New figures from the Financial and Capital Market Commission show how the banking sector's return on equity increased to eight percent by the end of December last year from 5 percent in 2012.
Last year, fifteen Latvian banks and five foreign banks' branches, which account for almost 95 percent of the banking sector's total assets, operated with profit.
The bank's cost and income structure has stabilized, the Financial and Capital Market Commission says.
The increase in banks' profit is mostly attributable to 10.4 percent rise in net interest income, 13.6 percent increase in net commissions, whereas net provisions for impaired loans decreased 10.9 percent.

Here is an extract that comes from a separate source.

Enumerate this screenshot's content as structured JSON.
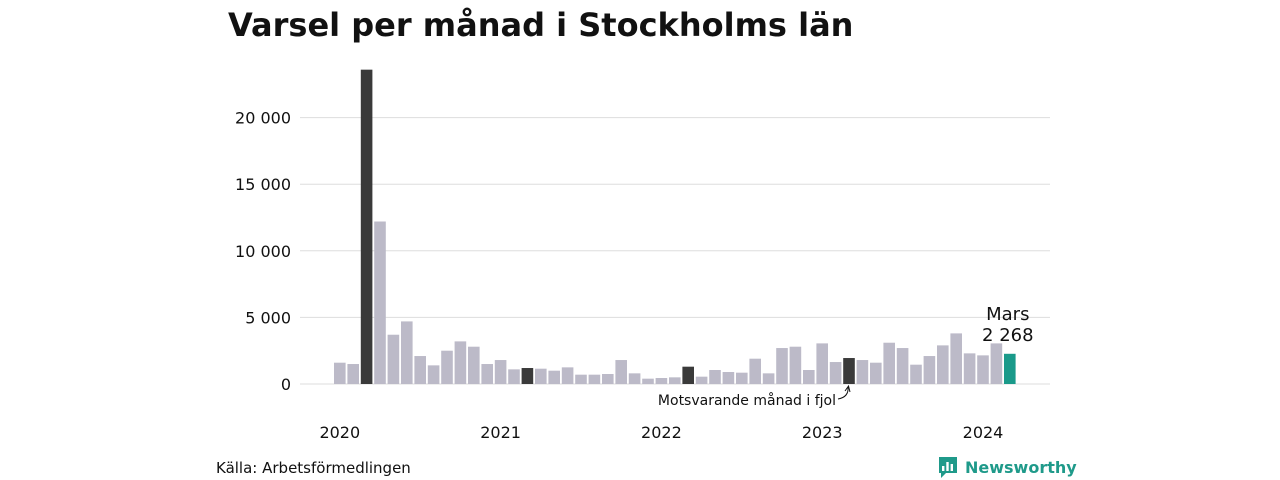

After three years of losses, the banking sector returned to profit in 2012 when Latvian banks earned a total of 174 million euros.
The Financial and Capital Market Commission's Chairman Kristaps Zakulis believes that bank's profitability this year will be similar to that of 2013, adding that banks will continue to look for more efficient solutions.
The year 2013 was a balanced for the banking sector in Latvia; all market players are well prepared for continuing development this year, said Zakulis.
Three credit institutions halted operations in Latvia last year: "GE Money Bank", UniCredit Bank" and Latvian Mortgage and Land Bank" (Latvijas Hipoteku un zemes banka), therefore there were 26 credit institutions in Latvia at the beginning of this year - seventeen banks and nine foreign banks' branches.
The total number of financial institutions in the European Union decreased 3.6 percent last year; at the beginning of 2014, there were 8,476 financial institutions in the EU.